The wind came skirling down over the tuckamore, moaned through the house cables.

“Supper!” called the aunt. How loud her voice was in the half-furnished room.

“What I wouldn’t give right now,” she said suddenly to Quoyle, forking a pancake onto his cold plate, “to be eating a nice dinner at a good restaurant and going to see a good movie. What I wouldn’t give to go out and get on a heated bus tomorrow morning instead of driving that truck all around the bay. I tell you frankly, the winter begins to scare me.”

As if it had been waiting for the season to be pronounced the snow started, flicking a few grains against the windows.

“You see?” said the aunt as if supported by an ally in an argument.

Quoyle chewed his mouthful of pancake, swallowed tea. He’d thought about it.

“I talked to the bulldozer guy, Dennis’s friend. He’ll plow the road for a price. If the snow is more than three inches. Your truck can manage that much.”

“Twenty-eight miles of plowing! What price might that be?”

“A hundred a pop. Barely pay for the gas. Figured on what the storm frequency is, he estimates he’d have to come out a minimum of twice a week. In five months that’s forty plowings. That’s four thousand dollars. Another possibility is Dennis. He said he could ferry us back and forth with his boat until it iced up too much. If we could pay for the gas and his time at, say, ten dollars an hour.”

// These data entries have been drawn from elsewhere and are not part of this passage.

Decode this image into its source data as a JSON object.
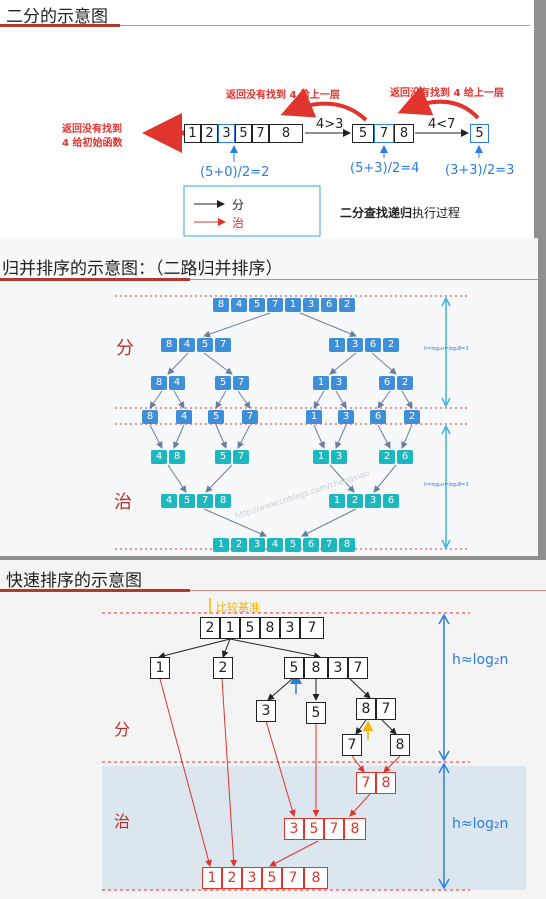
{
  "binary_search": {
    "title": "二分的示意图",
    "array": [
      "1",
      "2",
      "3",
      "5",
      "7",
      "8"
    ],
    "sub_array_1": [
      "5",
      "7",
      "8"
    ],
    "sub_array_2": [
      "5"
    ],
    "compare_1": "4>3",
    "compare_2": "4<7",
    "mid_1": "(5+0)/2=2",
    "mid_2": "(5+3)/2=4",
    "mid_3": "(3+3)/2=3",
    "return_up_1": "返回没有找到 4 给上一层",
    "return_up_2": "返回没有找到 4 给上一层",
    "return_initial_line1": "返回没有找到",
    "return_initial_line2": "4 给初始函数",
    "legend_divide": "分",
    "legend_conquer": "治",
    "caption_bold": "二分查找递归",
    "caption_rest": "执行过程",
    "colors": {
      "red": "#e0342e",
      "blue": "#2b7de1"
    }
  },
  "merge_sort": {
    "title": "归并排序的示意图：（二路归并排序）",
    "divide_label": "分",
    "conquer_label": "治",
    "height_formula": "h=log₂n=log₂8=3",
    "watermark": "http://www.cnblogs.com/chengxiao",
    "level0": [
      "8",
      "4",
      "5",
      "7",
      "1",
      "3",
      "6",
      "2"
    ],
    "level1": [
      [
        "8",
        "4",
        "5",
        "7"
      ],
      [
        "1",
        "3",
        "6",
        "2"
      ]
    ],
    "level2": [
      [
        "8",
        "4"
      ],
      [
        "5",
        "7"
      ],
      [
        "1",
        "3"
      ],
      [
        "6",
        "2"
      ]
    ],
    "level3": [
      "8",
      "4",
      "5",
      "7",
      "1",
      "3",
      "6",
      "2"
    ],
    "merged2": [
      [
        "4",
        "8"
      ],
      [
        "5",
        "7"
      ],
      [
        "1",
        "3"
      ],
      [
        "2",
        "6"
      ]
    ],
    "merged1": [
      [
        "4",
        "5",
        "7",
        "8"
      ],
      [
        "1",
        "2",
        "3",
        "6"
      ]
    ],
    "merged0": [
      "1",
      "2",
      "3",
      "4",
      "5",
      "6",
      "7",
      "8"
    ],
    "colors": {
      "blue": "#3c8fd8",
      "teal": "#1bb8c0",
      "arrow": "#6a7fa0"
    }
  },
  "quick_sort": {
    "title": "快速排序的示意图",
    "pivot_label": "比较基准",
    "initial": [
      "2",
      "1",
      "5",
      "8",
      "3",
      "7"
    ],
    "left_1": [
      "1"
    ],
    "left_2": [
      "2"
    ],
    "right_part": [
      "5",
      "8",
      "3",
      "7"
    ],
    "sub_3": [
      "3"
    ],
    "sub_5": [
      "5"
    ],
    "sub_87": [
      "8",
      "7"
    ],
    "leaf_7": [
      "7"
    ],
    "leaf_8": [
      "8"
    ],
    "merge_78": [
      "7",
      "8"
    ],
    "merge_3578": [
      "3",
      "5",
      "7",
      "8"
    ],
    "result": [
      "1",
      "2",
      "3",
      "5",
      "7",
      "8"
    ],
    "divide_label": "分",
    "conquer_label": "治",
    "height_top": "h≈log₂n",
    "height_bottom": "h≈log₂n",
    "colors": {
      "red": "#e0342e",
      "blue": "#2b7de1",
      "orange": "#f2b600"
    }
  }
}
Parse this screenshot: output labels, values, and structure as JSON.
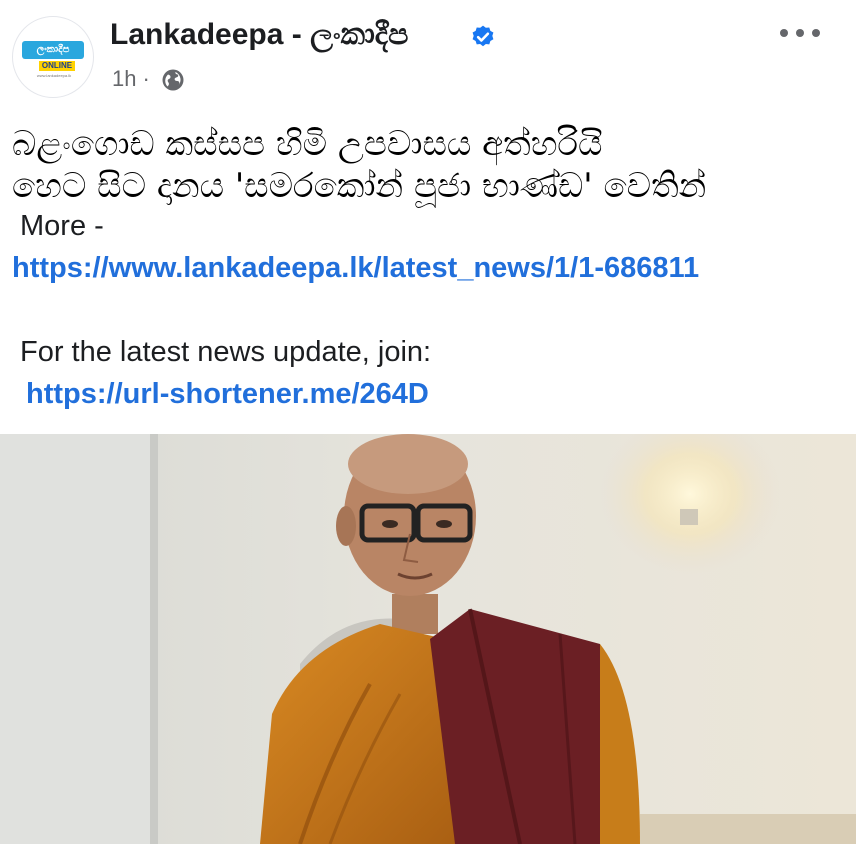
{
  "post": {
    "page_name": "Lankadeepa - ලංකාදීප",
    "time": "1h",
    "separator": "·",
    "headline_line1": "බළංගොඩ කස්සප හිමි උපවාසය අත්හරියි",
    "headline_line2": "හෙට සිට දානය 'සමරකෝන් පූජා භාණ්ඩ' වෙතින්",
    "more_label": "More -",
    "article_link": "https://www.lankadeepa.lk/latest_news/1/1-686811",
    "join_text": "For the latest news update, join:",
    "join_link": "https://url-shortener.me/264D"
  },
  "avatar": {
    "logo_text": "ලංකාදීප",
    "logo_sub": "ONLINE",
    "logo_url": "www.lankadeepa.lk"
  },
  "icons": {
    "verified": "verified-badge-icon",
    "audience": "globe-icon",
    "more": "more-options-icon"
  },
  "colors": {
    "link": "#216fdb",
    "verified": "#1877f2",
    "meta": "#65676b",
    "robe": "#c9781a",
    "robe_dark": "#6b1f24"
  }
}
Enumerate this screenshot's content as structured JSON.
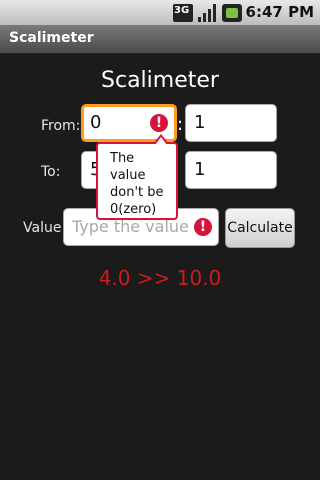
{
  "status_bar": {
    "network_label": "3G",
    "time": "6:47 PM",
    "icons": [
      "network-3g-icon",
      "signal-icon",
      "battery-icon"
    ]
  },
  "app": {
    "title": "Scalimeter"
  },
  "main": {
    "heading": "Scalimeter",
    "from_label": "From:",
    "to_label": "To:",
    "value_label": "Value:",
    "from_value_1": "0",
    "from_value_2": "1",
    "to_value_1": "5",
    "to_value_2": "1",
    "colon": ":",
    "value_placeholder": "Type the value",
    "calculate_label": "Calculate",
    "result": "4.0 >> 10.0",
    "error_popup": "The value don't be 0(zero)",
    "error_icon_glyph": "!"
  },
  "colors": {
    "focus_border": "#ff9b1d",
    "error": "#d8123b",
    "result_text": "#d01b1b"
  }
}
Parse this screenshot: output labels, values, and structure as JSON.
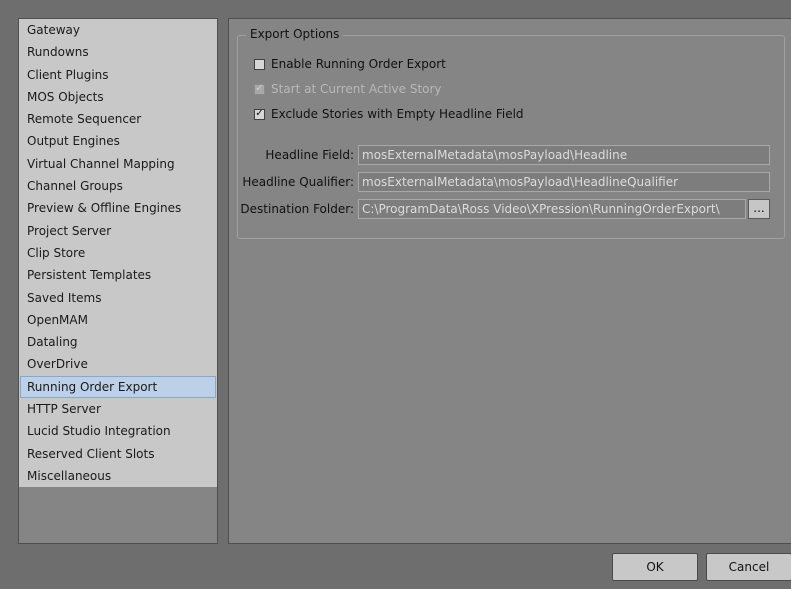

“Well, that’s a better bargain,” said the aunt.

“I don’t think so. Figure he has to spend two hours a day-it’s twenty minutes across in smooth water. That’s the same as the bulldozer, a hundred a week. And by January the bay will be iced in. I don’t want to risk the girls on a snowmobile going back and forth across the bay. Dennis says there are weak spots. It’s dangerous. Every winter somebody goes through and drowns. You have to know the route. Come to that, I don’t like this long drive for them every day, either.”

“You have been thinking of all the angles,” said the aunt. Dryly. She was used to being the one who figured things out.

He did not say that the day before the capsize he had walked through the bare rooms of the house and guessed her furniture was not coming this year.